O ministro do Supremo Tribunal Federal (STF) Alexandre de Moraes rejeitou nesta segunda-feira (2) o pedido de prisão domiciliar feito pela defesa do ex-presidente Jair Bolsonaro. O ex-mandatário continuará cumprindo sua pena no 19º Batalhão da Polícia Militar de São Paulo, conhecido como Papudinha.
A decisão foi tomada com base na avaliação de que a unidade prisional onde o ex-capitão de direita está detido oferece condições adequadas para monitoramento e tratamento de sua saúde. O local conta com assistência médica 24 horas, unidade avançada do Samu, além de garantir livre acesso à equipe médica do ex-presidente.
O magistrado argumentou que o ambiente prisional atende adequadamente às necessidades médicas dele, respeitando sua saúde e dignidade. O ministro também fez referência ao incidente no qual ele tentou romper sua tornozeleira eletrônica, o que foi interpretado como uma tentativa de fuga.
A defesa dele havia solicitado a prisão domiciliar em virtude de suas condições de saúde, alegando que o ex-presidente sofre de “multimorbidade grave” e apresenta risco de complicações fatais. No entanto, o magistrado destacou que, embora Bolsonaro tenha uma série de patologias, elas estão sendo devidamente tratadas e controladas.
De acordo com a decisão, as adaptações no sistema carcerário, como grades de apoio, campainha de emergência e monitoramento em tempo real, garantem a adequação do ambiente para o cumprimento da pena.
Além disso, ele tem acesso a serviços médicos contínuos, sessões de fisioterapia, atividades físicas, e apoio religioso, além de poder receber visitas de familiares, amigos e aliados políticos. Moraes ressaltou que esses cuidados são suficientes para preservar a dignidade do apenado, não havendo a necessidade de transferência para prisão domiciliar.

O procurador-geral da República, Paulo Gonet, também se manifestou contra a concessão da domiciliar, alinhando-se à posição de que a jurisprudência do STF só permite esse tipo de prisão em casos onde o tratamento médico necessário não possa ser oferecido na unidade de custódia.
Ele afirmou que, embora o laudo médico tenha identificado diversas condições de saúde em Bolsonaro, essas patologias estão sendo controladas por meio de tratamentos clínicos e medicamentosos, não justificando, portanto, a mudança para o regime domiciliar.

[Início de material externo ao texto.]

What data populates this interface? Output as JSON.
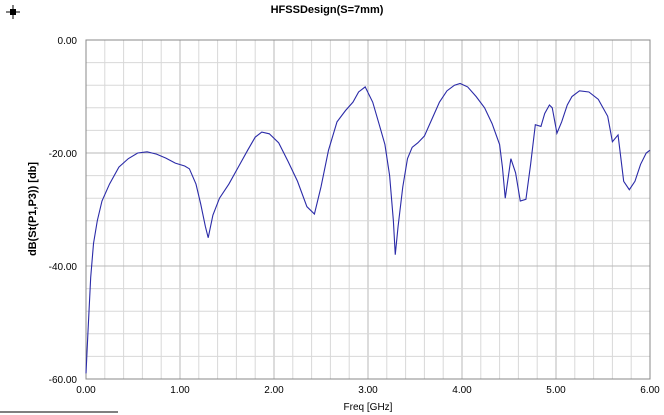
{
  "chart_data": {
    "type": "line",
    "title": "HFSSDesign(S=7mm)",
    "xlabel": "Freq [GHz]",
    "ylabel": "dB(St(P1,P3)) [db]",
    "xlim": [
      0.0,
      6.0
    ],
    "ylim": [
      -60.0,
      0.0
    ],
    "x_ticks": [
      "0.00",
      "1.00",
      "2.00",
      "3.00",
      "4.00",
      "5.00",
      "6.00"
    ],
    "y_ticks": [
      "0.00",
      "-20.00",
      "-40.00",
      "-60.00"
    ],
    "grid": true,
    "series_color": "#2b2ba8",
    "series": [
      {
        "points": [
          [
            0.0,
            -59.0
          ],
          [
            0.02,
            -52.0
          ],
          [
            0.05,
            -42.0
          ],
          [
            0.08,
            -36.0
          ],
          [
            0.12,
            -32.0
          ],
          [
            0.17,
            -28.5
          ],
          [
            0.25,
            -25.5
          ],
          [
            0.35,
            -22.5
          ],
          [
            0.45,
            -21.0
          ],
          [
            0.55,
            -20.0
          ],
          [
            0.65,
            -19.8
          ],
          [
            0.75,
            -20.2
          ],
          [
            0.85,
            -20.9
          ],
          [
            0.95,
            -21.8
          ],
          [
            1.05,
            -22.3
          ],
          [
            1.1,
            -22.8
          ],
          [
            1.17,
            -25.5
          ],
          [
            1.22,
            -29.0
          ],
          [
            1.27,
            -33.0
          ],
          [
            1.3,
            -35.0
          ],
          [
            1.35,
            -31.0
          ],
          [
            1.42,
            -28.0
          ],
          [
            1.52,
            -25.5
          ],
          [
            1.62,
            -22.5
          ],
          [
            1.72,
            -19.5
          ],
          [
            1.8,
            -17.2
          ],
          [
            1.87,
            -16.3
          ],
          [
            1.95,
            -16.6
          ],
          [
            2.05,
            -18.2
          ],
          [
            2.15,
            -21.5
          ],
          [
            2.25,
            -25.0
          ],
          [
            2.35,
            -29.5
          ],
          [
            2.43,
            -30.8
          ],
          [
            2.5,
            -26.0
          ],
          [
            2.58,
            -19.5
          ],
          [
            2.67,
            -14.5
          ],
          [
            2.76,
            -12.5
          ],
          [
            2.84,
            -11.0
          ],
          [
            2.9,
            -9.2
          ],
          [
            2.97,
            -8.3
          ],
          [
            3.05,
            -11.0
          ],
          [
            3.12,
            -15.0
          ],
          [
            3.18,
            -18.5
          ],
          [
            3.23,
            -24.0
          ],
          [
            3.27,
            -32.0
          ],
          [
            3.29,
            -38.0
          ],
          [
            3.32,
            -33.0
          ],
          [
            3.37,
            -26.0
          ],
          [
            3.42,
            -21.0
          ],
          [
            3.47,
            -19.0
          ],
          [
            3.53,
            -18.2
          ],
          [
            3.6,
            -17.0
          ],
          [
            3.68,
            -14.0
          ],
          [
            3.76,
            -11.0
          ],
          [
            3.84,
            -9.0
          ],
          [
            3.92,
            -8.0
          ],
          [
            3.98,
            -7.7
          ],
          [
            4.06,
            -8.3
          ],
          [
            4.15,
            -10.0
          ],
          [
            4.24,
            -12.0
          ],
          [
            4.32,
            -14.8
          ],
          [
            4.4,
            -18.5
          ],
          [
            4.43,
            -22.5
          ],
          [
            4.46,
            -28.0
          ],
          [
            4.49,
            -24.5
          ],
          [
            4.52,
            -21.0
          ],
          [
            4.57,
            -23.5
          ],
          [
            4.62,
            -28.5
          ],
          [
            4.68,
            -28.2
          ],
          [
            4.73,
            -22.0
          ],
          [
            4.78,
            -15.0
          ],
          [
            4.84,
            -15.3
          ],
          [
            4.88,
            -13.0
          ],
          [
            4.93,
            -11.5
          ],
          [
            4.96,
            -12.0
          ],
          [
            5.01,
            -16.5
          ],
          [
            5.06,
            -14.5
          ],
          [
            5.12,
            -11.5
          ],
          [
            5.17,
            -10.0
          ],
          [
            5.25,
            -9.0
          ],
          [
            5.35,
            -9.2
          ],
          [
            5.45,
            -10.5
          ],
          [
            5.55,
            -13.5
          ],
          [
            5.6,
            -18.0
          ],
          [
            5.66,
            -16.8
          ],
          [
            5.72,
            -25.0
          ],
          [
            5.78,
            -26.5
          ],
          [
            5.84,
            -25.0
          ],
          [
            5.9,
            -22.0
          ],
          [
            5.96,
            -20.0
          ],
          [
            6.0,
            -19.5
          ]
        ]
      }
    ]
  }
}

O pedido de prisão domiciliar foi formalizado pela defesa do ex-presidente em 11 de fevereiro, com os advogados argumentando que a situação de saúde do ex-presidente era grave e apresentava riscos de complicações fatais. Eles reforçaram que a permanência dele na Papudinha poderia ser prejudicial devido às limitações estruturais do local e à dependência de arranjos improvisados para atender às suas necessidades médicas.
A defesa do ex-presidente esperava que Moraes pudesse ser convencido a conceder a prisão domiciliar, uma vez que, conforme apurou a Folha, algumas correntes dentro do STF defendiam essa possibilidade.
A justificativa era que, caso ocorresse algum problema de saúde grave enquanto ele estivesse na prisão, a responsabilidade poderia recair sobre o Supremo Tribunal Federal. Contudo, a perícia médica não apontou para a necessidade de prisão domiciliar, e o parecer da Procuradoria Geral da República seguiu essa linha, frustrando as expectativas da defesa.
Bolsonaro esteve em prisão domiciliar de agosto a novembro de 2024, quando foi detido novamente após danificar a tornozeleira eletrônica. Em janeiro de 2025, ele foi transferido da superintendência da Polícia Federal em Brasília para o 19º Batalhão da Polícia Militar em São Paulo, onde permanece até o momento.